You are head of a health business school with a global outlook. Our report, ‘Regional Inequalities in the NHS’ encourages NHS leaders to learn from high-performing trusts. Is there a healthcare system the NHS could learn from or even emulate, particularly when it comes to innovation and technology?
As I mentioned in my article in the Sunday Times, I am a big fan of the Danish system due to how it has embraced medical technology and leveraged it as an export to be shared with other countries. Denmark has mainly a free-of-charge health system paid mainly from taxation. This investment in medical technology has allowed its digital health infrastructure, use of health data and technology solutions to drive forward a population-centred care system, making it one of the digital health leaders in the world today. Again, it illustrates that even in a system like ours, that proper funding levels can move quality healthcare and digital health forward together.
What message would you have for the new Secretary of State for Health and Social Care?
My message to the Secretary of State for Health and Social Care is to take a strategic approach that does not just focus on shallow short-term wins but allows transformational solutions to our healthcare system to emerge.

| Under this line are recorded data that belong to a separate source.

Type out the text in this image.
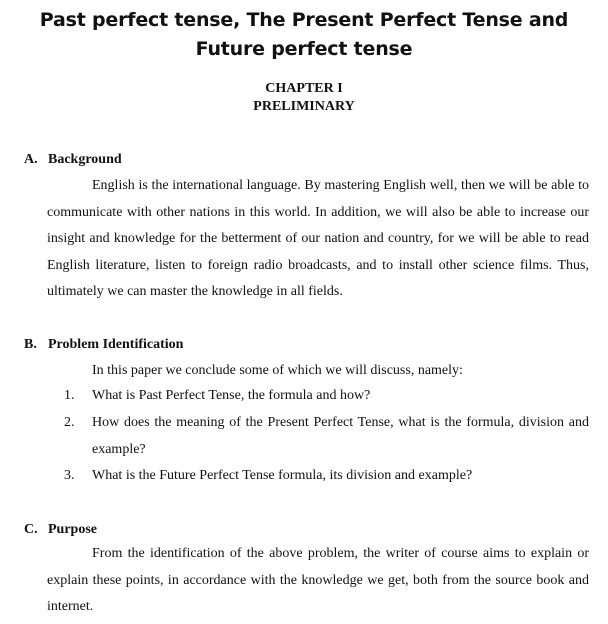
Past perfect tense, The Present Perfect Tense and Future perfect tense
CHAPTER I
PRELIMINARY
A. Background

English is the international language. By mastering English well, then we will be able to communicate with other nations in this world. In addition, we will also be able to increase our insight and knowledge for the betterment of our nation and country, for we will be able to read English literature, listen to foreign radio broadcasts, and to install other science films. Thus, ultimately we can master the knowledge in all fields.

B. Problem Identification

In this paper we conclude some of which we will discuss, namely:

1.	What is Past Perfect Tense, the formula and how?
2.	How does the meaning of the Present Perfect Tense, what is the formula, division and example?
3.	What is the Future Perfect Tense formula, its division and example?
C. Purpose

From the identification of the above problem, the writer of course aims to explain or explain these points, in accordance with the knowledge we get, both from the source book and internet.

We must stop trying to “trim the edges” with incremental change and look to create investment and vision for healthcare in the UK that is bold enough for everyone to understand but simple enough to deliver. This vision must embrace medical technology as the only way forward. To do this right, we need a workforce plan which many individuals, including myself, have been calling for, but we also need a commitment to invest in the NHS in a manner that will allow us to continue to care for our populations while also investing into the future with IT infrastructure and other medical technologies and pathways that offer patient engagement that promises value propositions that demonstrate real care.